BAR HARBOR — A bill in the Maine legislature allowing creation of a Bar Harbor Port Authority was supported in a 5-2 Town Council vote Tuesday. However, the final decision on creation of such an entity rests with local voters.
The discussion was tabled from the Feb. 7 council meeting to give councilors more time to study the proposal.
A Port Authority would be a public entity created to operate a future cruise and ferry transportation terminal at the Eden Street waterfront site currently leased by the Maine Department of Transportation (DOT). The town and the state are negotiating the town’s purchase of the property for maritime use.
Consultants have recommended the town consider forming a Port Authority to finance and manage the facility as a way to shield taxpayers from financial risk.
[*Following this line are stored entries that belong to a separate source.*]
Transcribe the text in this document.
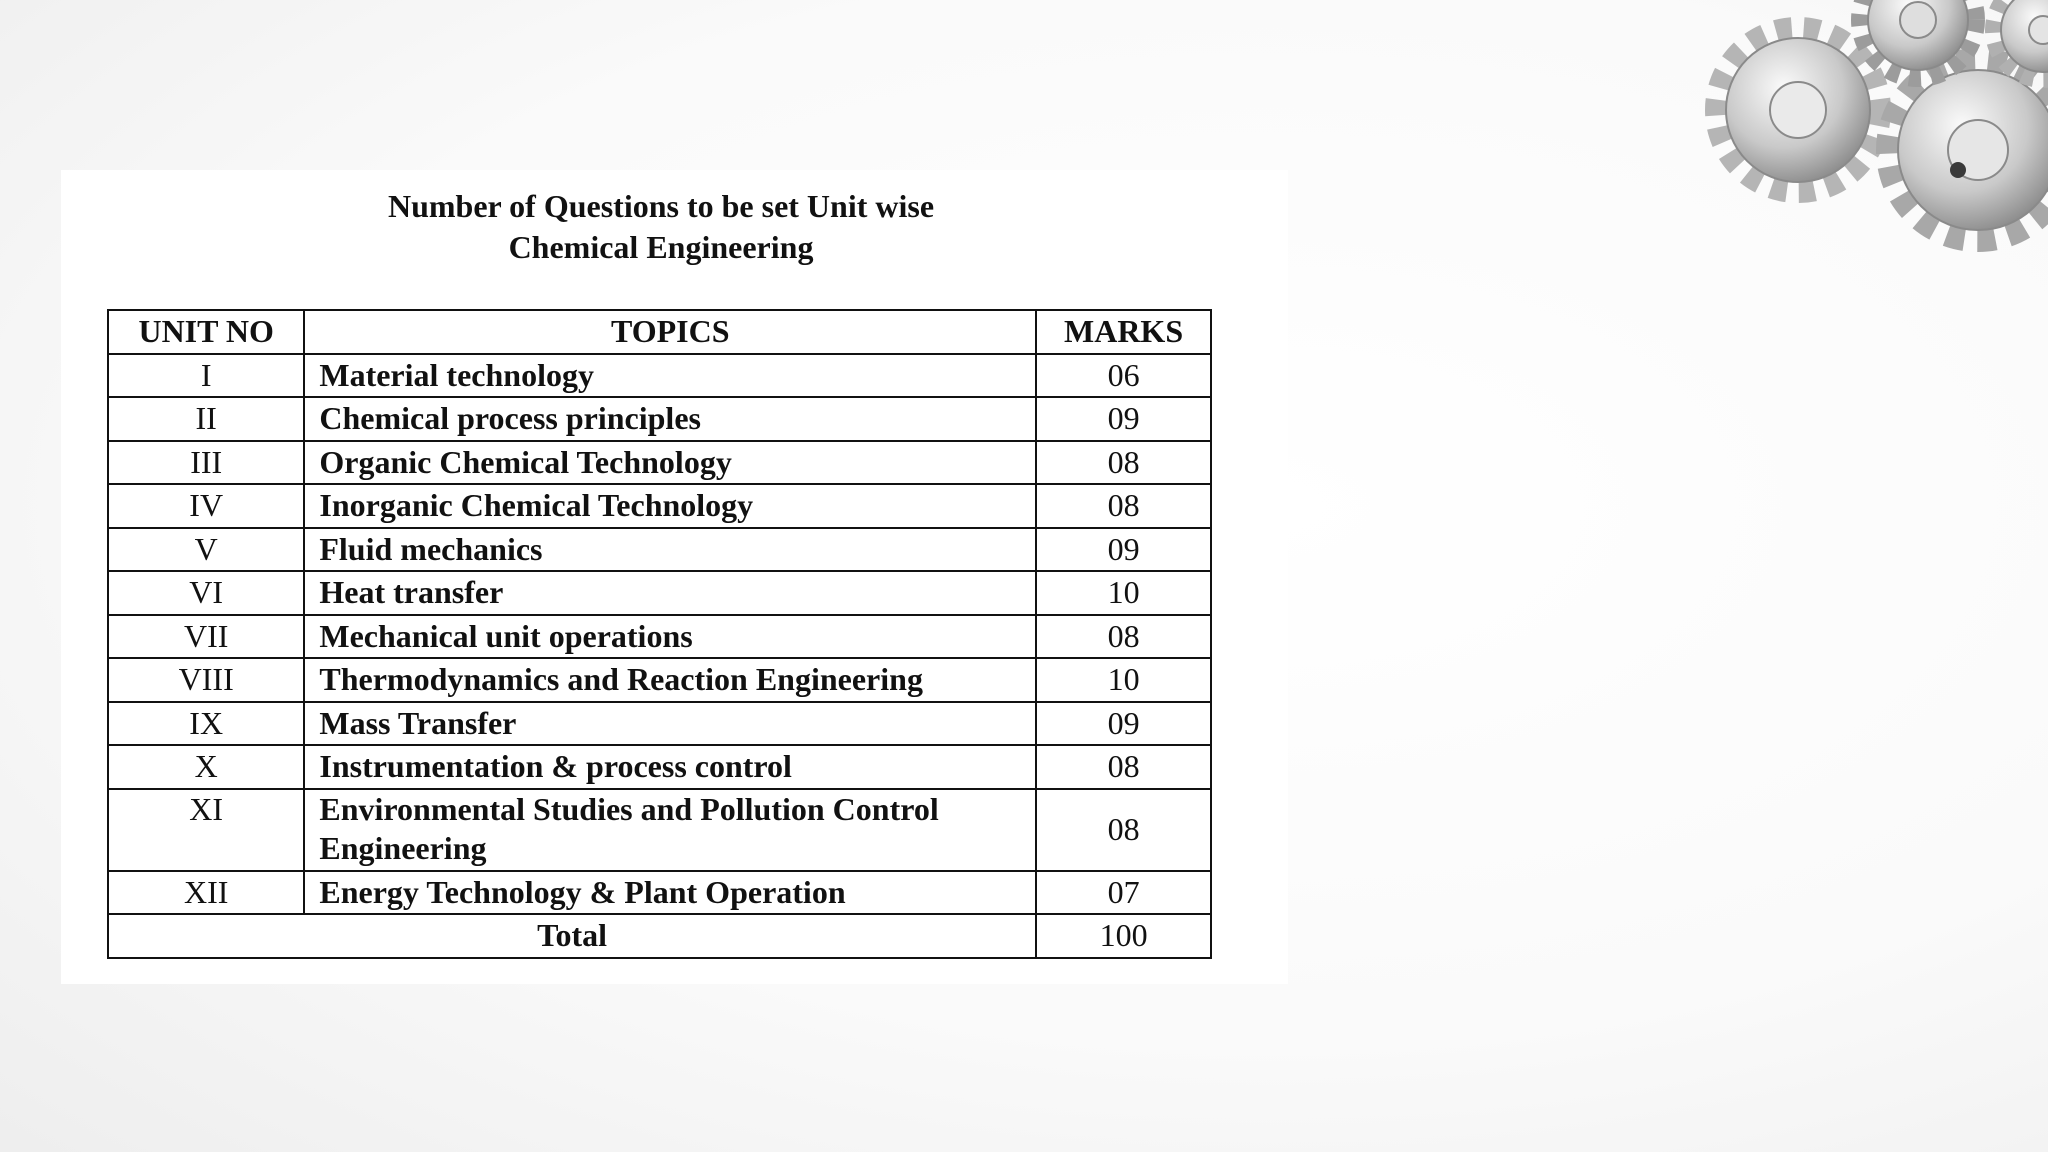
Number of Questions to be set Unit wise
Chemical Engineering
UNIT NO	TOPICS	MARKS
I	Material technology	06
II	Chemical process principles	09
III	Organic Chemical Technology	08
IV	Inorganic Chemical Technology	08
V	Fluid mechanics	09
VI	Heat transfer	10
VII	Mechanical unit operations	08
VIII	Thermodynamics and Reaction Engineering	10
IX	Mass Transfer	09
X	Instrumentation & process control	08
XI	Environmental Studies and Pollution Control
Engineering	08
XII	Energy Technology & Plant Operation	07
Total		100
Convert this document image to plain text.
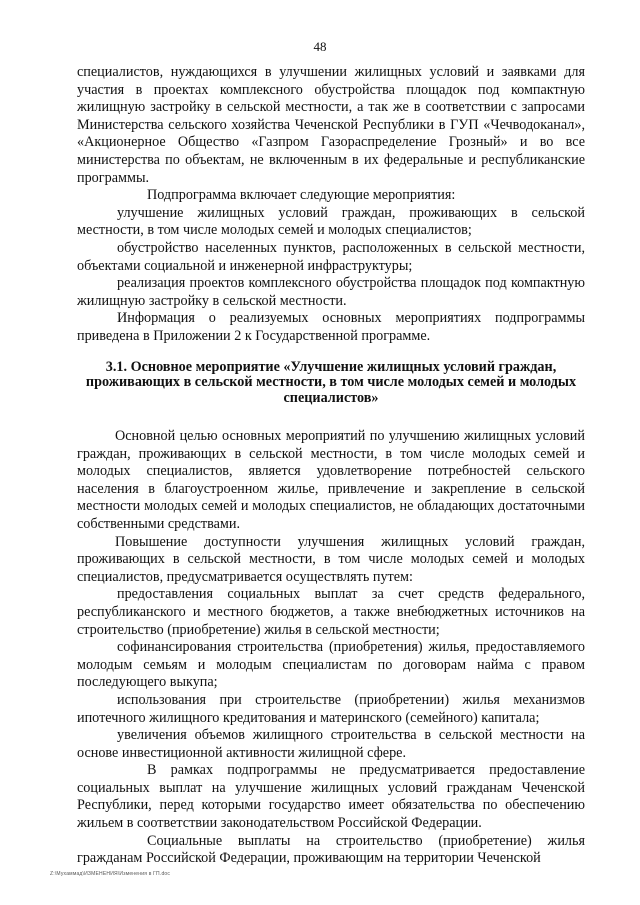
48

специалистов, нуждающихся в улучшении жилищных условий и заявками для участия в проектах комплексного обустройства площадок под компактную жилищную застройку в сельской местности, а так же в соответствии с запросами Министерства сельского хозяйства Чеченской Республики в ГУП «Чечводоканал», «Акционерное Общество «Газпром Газораспределение Грозный» и во все министерства по объектам, не включенным в их федеральные и республиканские программы.

Подпрограмма включает следующие мероприятия:

улучшение жилищных условий граждан, проживающих в сельской местности, в том числе молодых семей и молодых специалистов;

обустройство населенных пунктов, расположенных в сельской местности, объектами социальной и инженерной инфраструктуры;

реализация проектов комплексного обустройства площадок под компактную жилищную застройку в сельской местности.

Информация о реализуемых основных мероприятиях подпрограммы приведена в Приложении 2 к Государственной программе.

3.1. Основное мероприятие «Улучшение жилищных условий граждан, проживающих в сельской местности, в том числе молодых семей и молодых специалистов»

Основной целью основных мероприятий по улучшению жилищных условий граждан, проживающих в сельской местности, в том числе молодых семей и молодых специалистов, является удовлетворение потребностей сельского населения в благоустроенном жилье, привлечение и закрепление в сельской местности молодых семей и молодых специалистов, не обладающих достаточными собственными средствами.

Повышение доступности улучшения жилищных условий граждан, проживающих в сельской местности, в том числе молодых семей и молодых специалистов, предусматривается осуществлять путем:

предоставления социальных выплат за счет средств федерального, республиканского и местного бюджетов, а также внебюджетных источников на строительство (приобретение) жилья в сельской местности;

софинансирования строительства (приобретения) жилья, предоставляемого молодым семьям и молодым специалистам по договорам найма с правом последующего выкупа;

использования при строительстве (приобретении) жилья механизмов ипотечного жилищного кредитования и материнского (семейного) капитала;

увеличения объемов жилищного строительства в сельской местности на основе инвестиционной активности жилищной сфере.

В рамках подпрограммы не предусматривается предоставление социальных выплат на улучшение жилищных условий гражданам Чеченской Республики, перед которыми государство имеет обязательства по обеспечению жильем в соответствии законодательством Российской Федерации.

Социальные выплаты на строительство (приобретение) жилья гражданам Российской Федерации, проживающим на территории Чеченской

Z:\Мухаммад\ИЗМЕНЕНИЯ\Изменения в ГП.doc
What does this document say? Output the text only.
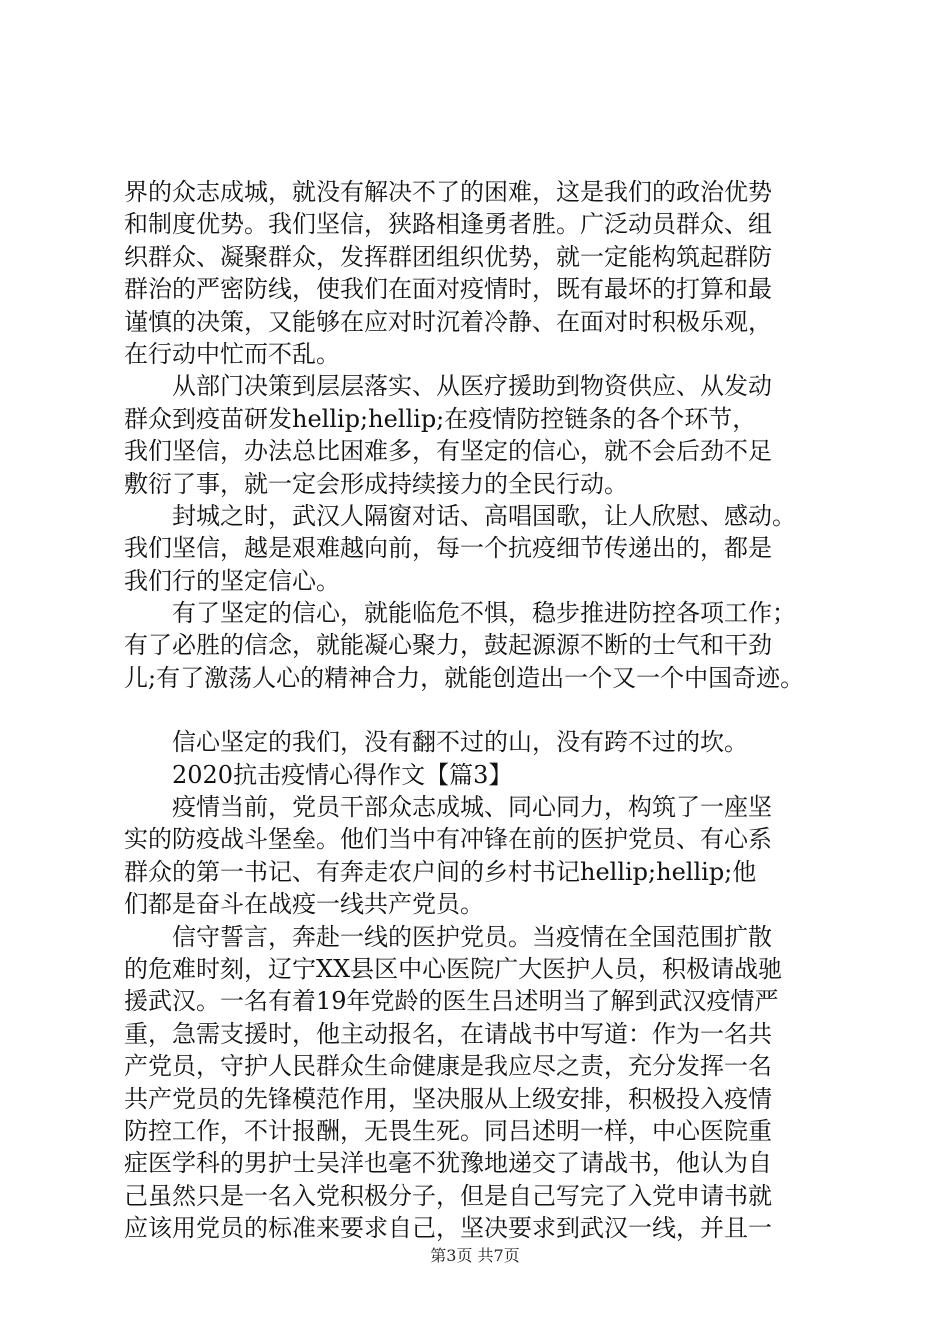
界的众志成城，就没有解决不了的困难，这是我们的政治优势
和制度优势。我们坚信，狭路相逢勇者胜。广泛动员群众、组
织群众、凝聚群众，发挥群团组织优势，就一定能构筑起群防
群治的严密防线，使我们在面对疫情时，既有最坏的打算和最
谨慎的决策，又能够在应对时沉着冷静、在面对时积极乐观，
在行动中忙而不乱。
从部门决策到层层落实、从医疗援助到物资供应、从发动
群众到疫苗研发hellip;hellip;在疫情防控链条的各个环节，
我们坚信，办法总比困难多，有坚定的信心，就不会后劲不足
敷衍了事，就一定会形成持续接力的全民行动。
封城之时，武汉人隔窗对话、高唱国歌，让人欣慰、感动。
我们坚信，越是艰难越向前，每一个抗疫细节传递出的，都是
我们行的坚定信心。
有了坚定的信心，就能临危不惧，稳步推进防控各项工作；
有了必胜的信念，就能凝心聚力，鼓起源源不断的士气和干劲
儿;有了激荡人心的精神合力，就能创造出一个又一个中国奇迹。
信心坚定的我们，没有翻不过的山，没有跨不过的坎。
2020抗击疫情心得作文【篇3】
疫情当前，党员干部众志成城、同心同力，构筑了一座坚
实的防疫战斗堡垒。他们当中有冲锋在前的医护党员、有心系
群众的第一书记、有奔走农户间的乡村书记hellip;hellip;他
们都是奋斗在战疫一线共产党员。
信守誓言，奔赴一线的医护党员。当疫情在全国范围扩散
的危难时刻，辽宁XX县区中心医院广大医护人员，积极请战驰
援武汉。一名有着19年党龄的医生吕述明当了解到武汉疫情严
重，急需支援时，他主动报名，在请战书中写道：作为一名共
产党员，守护人民群众生命健康是我应尽之责，充分发挥一名
共产党员的先锋模范作用，坚决服从上级安排，积极投入疫情
防控工作，不计报酬，无畏生死。同吕述明一样，中心医院重
症医学科的男护士吴洋也毫不犹豫地递交了请战书，他认为自
己虽然只是一名入党积极分子，但是自己写完了入党申请书就
应该用党员的标准来要求自己，坚决要求到武汉一线，并且一
第3页 共7页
Those negotiations are not yet complete. But because the DOT is hoping to transfer the property in 2018, Town Manager Cornell Knight has said that enabling legislation for a possible Port Authority must be introduced in the current legislative session. That resulted in the introduction of an “emergency” bill.
All nonemergency bills passed by the legislature and signed by the governor become law 90 days after the end of the legislative session. If Bar Harbor decides it does want to form a Port Authority, Knight said, it would be too late for the DOT’s timeline.
Residents expressed concern about the “emergency” language and said the Port Authority structure might not afford enough input or access for the town and its residents.
“That is the last piece of land that people of Bar Harbor could look forward to using,” resident Anne-Marie Quinn said. “Please spend more time finding out what that would mean.”
Councilor Gary Friedmann argued the debate over a possible Port Authority “muddies the waters” in the politically charged process of acquiring and developing the ferry terminal. He and Councilor Anne Greenlee voted against the proposal.
“We’re all aboard this ferry terminal ship right now,” Friedmann said, “and we’re headed into iceberg-laden waters. If we don’t steer this thing in a way that’s broadly acceptable to the voters of the town, we’re gonna hit something.”
“Voters are going to have two opportunities to kill this thing in June,” he continued. One is a zoning change prepared for the property by the town’s Planning Board.
The other is a citizen initiative to write passenger caps into the land use ordinance and keep large ships from tying up to any pier. Friedmann said that language would “make acquisition of the property impossible.”
Councilors made several changes to the language of the draft Port Authority bill, sponsored by Sen. Brian Langley (R-Hancock County). They deleted references to powers of eminent domain, and they adjusted the composition of the board of directors. In the current draft, three directors would be elected by Bar Harbor voters and two appointed by the Town Council.
The bill likely will be revised in the Legislature, council Chair Paul Paradis said. Bylaws laying out the specifics of Port Authority operations would be drafted ahead of a town vote on its creation, Knight said.
Decisions like how much revenue the town would get from cruise ships, and how many ships and visitors would be allowed, would be made when drafting those bylaws.
“If we go to a Port Authority, I would still like to keep the passenger fee in place” as revenue to the town, Knight said Wednesday morning. “That’s certainly what we’ll strive to do, and we’ll see what the business model will support.”
Rep. Brian Hubbell also has submitted a slightly different Port Authority bill, but neither version has been printed by the Revisor’s Office, assigned a number or officially introduced.
“Both Sen. Langley and I have been working together on his bill in order to move the acquisition forward for the public benefit of the town,” Hubbell said.